Baikonur Launch-pad Explosion – 1960

The rocket launching site of Baikonur in Central Asia was at the heart of the Soviet Union’s space program. Located on the steppes of what is now Kazakhstan the vast facility covered at its peak an area of over 10,000 sq km (4,130 sq mi). Baikonur was also an important test site for missiles during the Cold War and has witnessed well over 400 launches. Many of the landmark events in the space race began there, including the launch of the Sputnik satellite in 1957 and the first manned space flight by Yuri Gagarin in April 1961.

The achievement of getting the first person into space represented a huge propaganda coup for the Soviet Union. What the Russians kept quiet about, however, was the terrible explosion that occurred at Baikonur just six months previously. Only since the fall of the Soviet Union has anything like a full picture emerged of an incident which remains the worst single accident in the history of rocket science.

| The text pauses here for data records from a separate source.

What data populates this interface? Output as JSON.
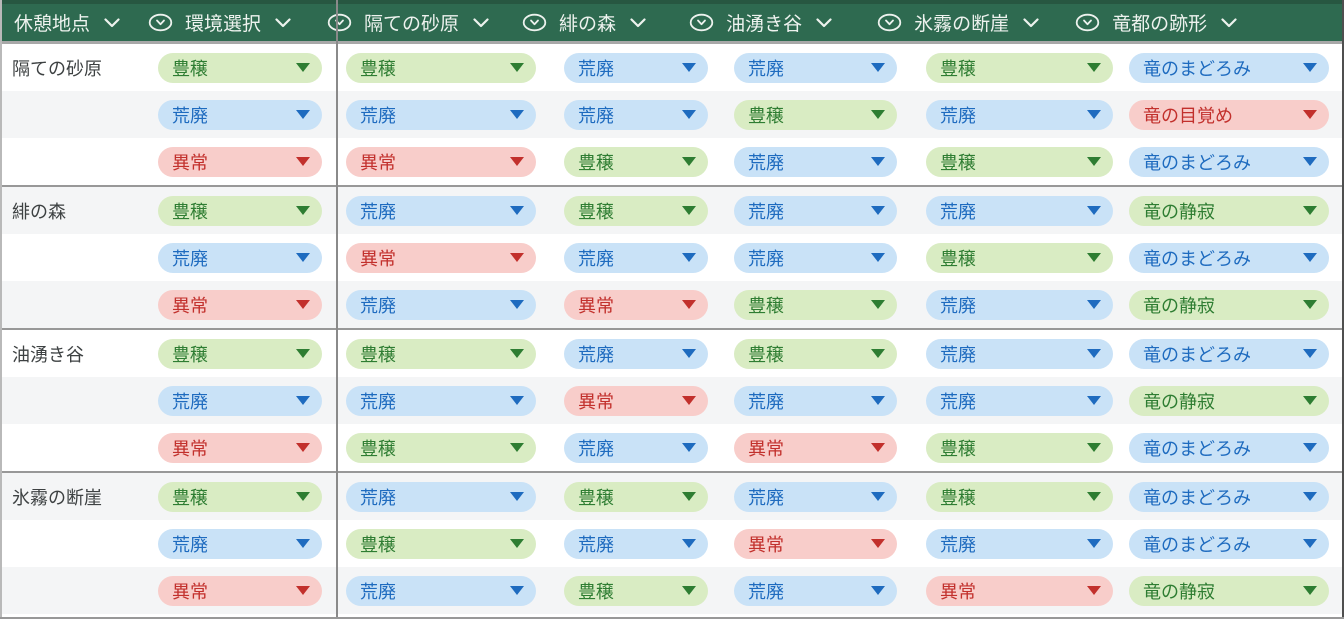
{
  "header": {
    "rest_point": {
      "label": "休憩地点"
    },
    "columns": [
      {
        "label": "環境選択"
      },
      {
        "label": "隔ての砂原"
      },
      {
        "label": "緋の森"
      },
      {
        "label": "油湧き谷"
      },
      {
        "label": "氷霧の断崖"
      },
      {
        "label": "竜都の跡形"
      }
    ]
  },
  "colors": {
    "header_bg": "#2e6a50",
    "header_text": "#edf2ee",
    "row_alt_bg": "#f4f5f6",
    "green_bg": "#d9ecc3",
    "green_text": "#2e7d32",
    "blue_bg": "#c9e2f7",
    "blue_text": "#1e6bbf",
    "red_bg": "#f8cdca",
    "red_text": "#c2302c"
  },
  "value_styles": {
    "豊穣": "green",
    "荒廃": "blue",
    "異常": "red",
    "竜のまどろみ": "blue",
    "竜の目覚め": "red",
    "竜の静寂": "green"
  },
  "groups": [
    {
      "area": "隔ての砂原",
      "rows": [
        {
          "env": "豊穣",
          "cells": [
            "豊穣",
            "荒廃",
            "荒廃",
            "豊穣"
          ],
          "dragon": "竜のまどろみ"
        },
        {
          "env": "荒廃",
          "cells": [
            "荒廃",
            "荒廃",
            "豊穣",
            "荒廃"
          ],
          "dragon": "竜の目覚め"
        },
        {
          "env": "異常",
          "cells": [
            "異常",
            "豊穣",
            "荒廃",
            "豊穣"
          ],
          "dragon": "竜のまどろみ"
        }
      ]
    },
    {
      "area": "緋の森",
      "rows": [
        {
          "env": "豊穣",
          "cells": [
            "荒廃",
            "豊穣",
            "荒廃",
            "荒廃"
          ],
          "dragon": "竜の静寂"
        },
        {
          "env": "荒廃",
          "cells": [
            "異常",
            "荒廃",
            "荒廃",
            "豊穣"
          ],
          "dragon": "竜のまどろみ"
        },
        {
          "env": "異常",
          "cells": [
            "荒廃",
            "異常",
            "豊穣",
            "荒廃"
          ],
          "dragon": "竜の静寂"
        }
      ]
    },
    {
      "area": "油湧き谷",
      "rows": [
        {
          "env": "豊穣",
          "cells": [
            "豊穣",
            "荒廃",
            "豊穣",
            "荒廃"
          ],
          "dragon": "竜のまどろみ"
        },
        {
          "env": "荒廃",
          "cells": [
            "荒廃",
            "異常",
            "荒廃",
            "荒廃"
          ],
          "dragon": "竜の静寂"
        },
        {
          "env": "異常",
          "cells": [
            "豊穣",
            "荒廃",
            "異常",
            "豊穣"
          ],
          "dragon": "竜のまどろみ"
        }
      ]
    },
    {
      "area": "氷霧の断崖",
      "rows": [
        {
          "env": "豊穣",
          "cells": [
            "荒廃",
            "豊穣",
            "荒廃",
            "豊穣"
          ],
          "dragon": "竜のまどろみ"
        },
        {
          "env": "荒廃",
          "cells": [
            "豊穣",
            "荒廃",
            "異常",
            "荒廃"
          ],
          "dragon": "竜のまどろみ"
        },
        {
          "env": "異常",
          "cells": [
            "荒廃",
            "豊穣",
            "荒廃",
            "異常"
          ],
          "dragon": "竜の静寂"
        }
      ]
    }
  ]
}
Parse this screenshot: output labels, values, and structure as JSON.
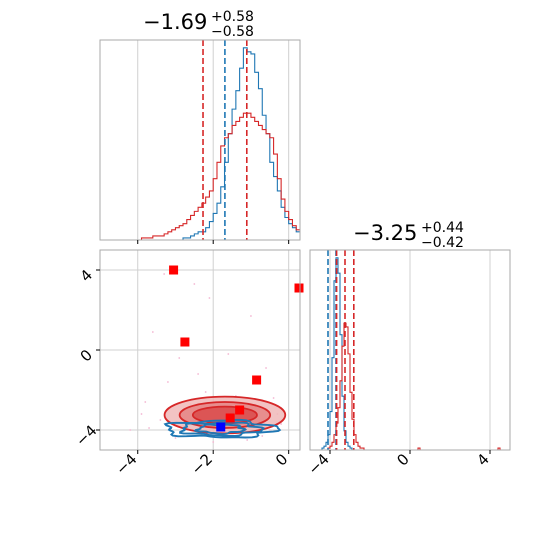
{
  "chart_data": [
    {
      "type": "histogram",
      "panel": "marginal-x",
      "title_main": "−1.69",
      "title_sup": "+0.58",
      "title_sub": "−0.58",
      "xlim": [
        -5,
        0.3
      ],
      "x_ticks": [
        -4,
        -2,
        0
      ],
      "grid": true,
      "series": [
        {
          "name": "",
          "color": "#1f77b4",
          "bin_start": -5,
          "bin_width": 0.1,
          "counts": [
            0,
            0,
            0,
            0,
            0,
            0,
            0,
            0,
            0,
            0,
            0,
            0,
            0,
            0,
            0,
            0,
            0,
            0,
            0,
            0,
            0,
            0,
            1,
            1,
            2,
            3,
            4,
            4,
            6,
            9,
            13,
            18,
            26,
            38,
            52,
            64,
            73,
            84,
            94,
            92,
            91,
            82,
            74,
            61,
            52,
            38,
            31,
            24,
            16,
            11,
            8,
            6,
            4,
            3,
            2,
            1,
            1,
            0,
            0,
            0,
            0,
            0,
            0
          ]
        },
        {
          "name": "",
          "color": "#d62728",
          "bin_start": -5,
          "bin_width": 0.1,
          "counts": [
            0,
            0,
            0,
            0,
            0,
            0,
            0,
            0,
            0,
            0,
            0,
            1,
            1,
            1,
            2,
            2,
            2,
            3,
            4,
            5,
            6,
            7,
            8,
            10,
            12,
            14,
            16,
            18,
            21,
            24,
            30,
            38,
            46,
            50,
            52,
            56,
            58,
            60,
            62,
            62,
            60,
            58,
            56,
            54,
            52,
            50,
            42,
            30,
            20,
            14,
            10,
            7,
            5,
            4,
            3,
            2,
            2,
            1,
            1,
            1,
            0,
            0,
            0
          ]
        }
      ],
      "vlines": [
        {
          "x": -2.27,
          "color": "#d62728",
          "style": "dashed"
        },
        {
          "x": -1.69,
          "color": "#1f77b4",
          "style": "dashed"
        },
        {
          "x": -1.11,
          "color": "#d62728",
          "style": "dashed"
        }
      ]
    },
    {
      "type": "histogram",
      "panel": "marginal-y",
      "title_main": "−3.25",
      "title_sup": "+0.44",
      "title_sub": "−0.42",
      "xlim": [
        -5,
        5
      ],
      "x_ticks": [
        -4,
        0,
        4
      ],
      "grid": true,
      "series": [
        {
          "name": "",
          "color": "#1f77b4",
          "bin_start": -5,
          "bin_width": 0.1,
          "counts": [
            0,
            0,
            0,
            0,
            0,
            0,
            1,
            2,
            4,
            8,
            20,
            48,
            88,
            100,
            92,
            60,
            28,
            10,
            4,
            2,
            1,
            0,
            0,
            0,
            0,
            0,
            0,
            0,
            0,
            0,
            0,
            0,
            0,
            0,
            0,
            0,
            0,
            0,
            0,
            0,
            0,
            0,
            0,
            0,
            0,
            0,
            0,
            0,
            0,
            0,
            0,
            0,
            0,
            0,
            0,
            0,
            0,
            0,
            0,
            0,
            0,
            0,
            0,
            0,
            0,
            0,
            0,
            0,
            0,
            0,
            0,
            0,
            0,
            0,
            0,
            0,
            0,
            0,
            0,
            0,
            0,
            0,
            0,
            0,
            0,
            0,
            0,
            0,
            0,
            0,
            0,
            0,
            0,
            0,
            0,
            0,
            0,
            0,
            0,
            0
          ]
        },
        {
          "name": "",
          "color": "#d62728",
          "bin_start": -5,
          "bin_width": 0.1,
          "counts": [
            0,
            0,
            0,
            0,
            0,
            0,
            0,
            0,
            0,
            1,
            2,
            4,
            8,
            14,
            22,
            36,
            54,
            66,
            64,
            50,
            30,
            16,
            8,
            4,
            2,
            1,
            1,
            0,
            0,
            0,
            0,
            0,
            0,
            0,
            0,
            0,
            0,
            0,
            0,
            0,
            0,
            0,
            0,
            0,
            0,
            0,
            0,
            0,
            0,
            0,
            0,
            0,
            0,
            0,
            1,
            0,
            0,
            0,
            0,
            0,
            0,
            0,
            0,
            0,
            0,
            0,
            0,
            0,
            0,
            0,
            0,
            0,
            0,
            0,
            0,
            0,
            0,
            0,
            0,
            0,
            0,
            0,
            0,
            0,
            0,
            0,
            0,
            0,
            0,
            0,
            0,
            0,
            0,
            0,
            1,
            0,
            0,
            0,
            0,
            0
          ]
        }
      ],
      "vlines": [
        {
          "x": -4.1,
          "color": "#1f77b4",
          "style": "dashed"
        },
        {
          "x": -3.7,
          "color": "#1f77b4",
          "style": "dashed"
        },
        {
          "x": -3.67,
          "color": "#d62728",
          "style": "dashed"
        },
        {
          "x": -3.25,
          "color": "#d62728",
          "style": "dashed"
        },
        {
          "x": -2.81,
          "color": "#d62728",
          "style": "dashed"
        }
      ]
    },
    {
      "type": "scatter",
      "panel": "joint",
      "xlim": [
        -5,
        0.3
      ],
      "ylim": [
        -5,
        5
      ],
      "x_ticks": [
        -4,
        -2,
        0
      ],
      "y_ticks": [
        -4,
        0,
        4
      ],
      "grid": true,
      "red_contours": {
        "color": "#d62728",
        "fill": "#e8a0a0",
        "center": [
          -1.69,
          -3.25
        ],
        "levels": [
          {
            "rx": 0.85,
            "ry": 0.42
          },
          {
            "rx": 1.2,
            "ry": 0.65
          },
          {
            "rx": 1.6,
            "ry": 0.92
          }
        ]
      },
      "blue_contours": {
        "color": "#1f77b4",
        "center": [
          -1.8,
          -3.95
        ],
        "levels": [
          {
            "rx": 0.6,
            "ry": 0.22
          },
          {
            "rx": 1.05,
            "ry": 0.32
          },
          {
            "rx": 1.45,
            "ry": 0.42
          }
        ]
      },
      "markers": [
        {
          "x": -3.05,
          "y": 4.0,
          "color": "#ff0000"
        },
        {
          "x": 0.3,
          "y": 3.1,
          "color": "#ff0000"
        },
        {
          "x": -2.75,
          "y": 0.4,
          "color": "#ff0000"
        },
        {
          "x": -0.85,
          "y": -1.5,
          "color": "#ff0000"
        },
        {
          "x": -1.55,
          "y": -3.4,
          "color": "#ff0000"
        },
        {
          "x": -1.3,
          "y": -3.0,
          "color": "#ff0000"
        },
        {
          "x": -1.8,
          "y": -3.85,
          "color": "#0000ff"
        }
      ],
      "pink_points": [
        [
          -3.3,
          3.8
        ],
        [
          -2.1,
          2.6
        ],
        [
          -1.0,
          1.7
        ],
        [
          -3.6,
          0.9
        ],
        [
          -2.9,
          -0.4
        ],
        [
          -0.6,
          -0.9
        ],
        [
          -3.2,
          -1.6
        ],
        [
          -2.2,
          -2.1
        ],
        [
          -0.4,
          -2.4
        ],
        [
          -3.8,
          -2.6
        ],
        [
          -2.6,
          -2.7
        ],
        [
          -0.3,
          -3.2
        ],
        [
          -3.4,
          -3.5
        ],
        [
          -2.8,
          -3.8
        ],
        [
          -0.5,
          -4.0
        ],
        [
          -3.0,
          -4.4
        ],
        [
          -1.1,
          -4.5
        ],
        [
          -2.4,
          -1.2
        ],
        [
          -1.6,
          -0.2
        ],
        [
          -0.9,
          -2.8
        ],
        [
          -3.7,
          -3.9
        ],
        [
          -0.2,
          -3.7
        ],
        [
          -2.0,
          -4.6
        ],
        [
          -1.4,
          -2.3
        ],
        [
          -4.2,
          -4.0
        ],
        [
          -3.9,
          -3.2
        ],
        [
          -0.7,
          -4.3
        ],
        [
          -2.5,
          3.3
        ]
      ]
    }
  ]
}
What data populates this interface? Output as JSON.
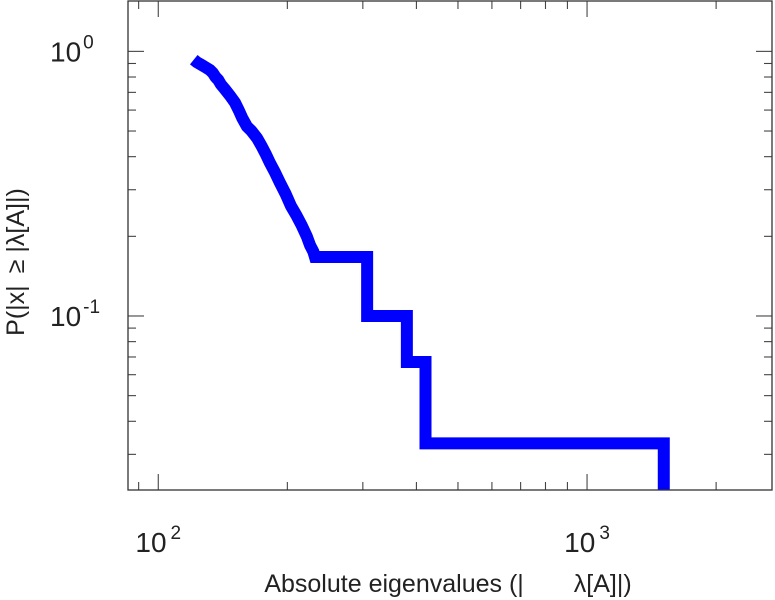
{
  "chart_data": {
    "type": "line",
    "style": "step",
    "xscale": "log",
    "yscale": "log",
    "xlim": [
      85,
      2700
    ],
    "ylim": [
      0.022,
      1.55
    ],
    "grid": false,
    "title": "",
    "xlabel_parts": [
      "Absolute eigenvalues (|",
      "λ[A]|)"
    ],
    "ylabel_parts": [
      "P(|x|",
      "≥",
      "|",
      "λ[A]|)"
    ],
    "x_ticks": [
      {
        "value": 100,
        "base": "10",
        "exp": "2"
      },
      {
        "value": 1000,
        "base": "10",
        "exp": "3"
      }
    ],
    "y_ticks": [
      {
        "value": 1,
        "base": "10",
        "exp": "0"
      },
      {
        "value": 0.1,
        "base": "10",
        "exp": "-1"
      }
    ],
    "series": [
      {
        "color": "#0000ff",
        "x": [
          121,
          123,
          126,
          129,
          132,
          134,
          136,
          138,
          140,
          143,
          147,
          151,
          154,
          157,
          161,
          165,
          170,
          174,
          178,
          182,
          187,
          192,
          198,
          204,
          210,
          216,
          222,
          226,
          230,
          232,
          240,
          260,
          280,
          300,
          307,
          307,
          340,
          380,
          380,
          420,
          420,
          600,
          900,
          1200,
          1500,
          1510,
          1510
        ],
        "y": [
          0.93,
          0.91,
          0.89,
          0.87,
          0.85,
          0.83,
          0.8,
          0.78,
          0.75,
          0.72,
          0.68,
          0.64,
          0.6,
          0.56,
          0.52,
          0.5,
          0.47,
          0.44,
          0.41,
          0.38,
          0.35,
          0.32,
          0.29,
          0.26,
          0.24,
          0.22,
          0.2,
          0.185,
          0.175,
          0.167,
          0.167,
          0.167,
          0.167,
          0.167,
          0.167,
          0.1,
          0.1,
          0.1,
          0.067,
          0.067,
          0.033,
          0.033,
          0.033,
          0.033,
          0.033,
          0.033,
          0.022
        ]
      }
    ]
  }
}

The R-16 was a new type of intercontinental ballistic missile the Russians had been developing. In October 1960 a prototype was being prepared for a test launch at Baikonur under the personal supervisions of Marshal Nedelin, head of Soviet Rocket Forces. Wishing to impress the Soviet top brass, Nedelin put huge pressure on the scientists and engineers to have the launch ready for the anniversary of the Russian Revolution. Inevitably this meant overlooking safety procedures; so that when the rocket was being fuelled some 150 personnel remained on site instead of evacuating the area. As electrical repairs were being carried out, the second stage engine accidentally ignited; its exhaust ripped through the fuel tank on the first stage, producing a massive explosion which was reportedly seen 50 km (30 mi) away.

When: October 24 1960

Where: Baikonur Cosmodrome, Kazakhstan

Death toll: At least 120 people were killed in the explosion, including Marshal Nedelin himself. Some sources put the death toll as high as 200.

You should know: in an effort to conceal its true location from the west, the Soviet Union deliberately named the launch site after a mining town that was in fact 320 km (200 mi) away.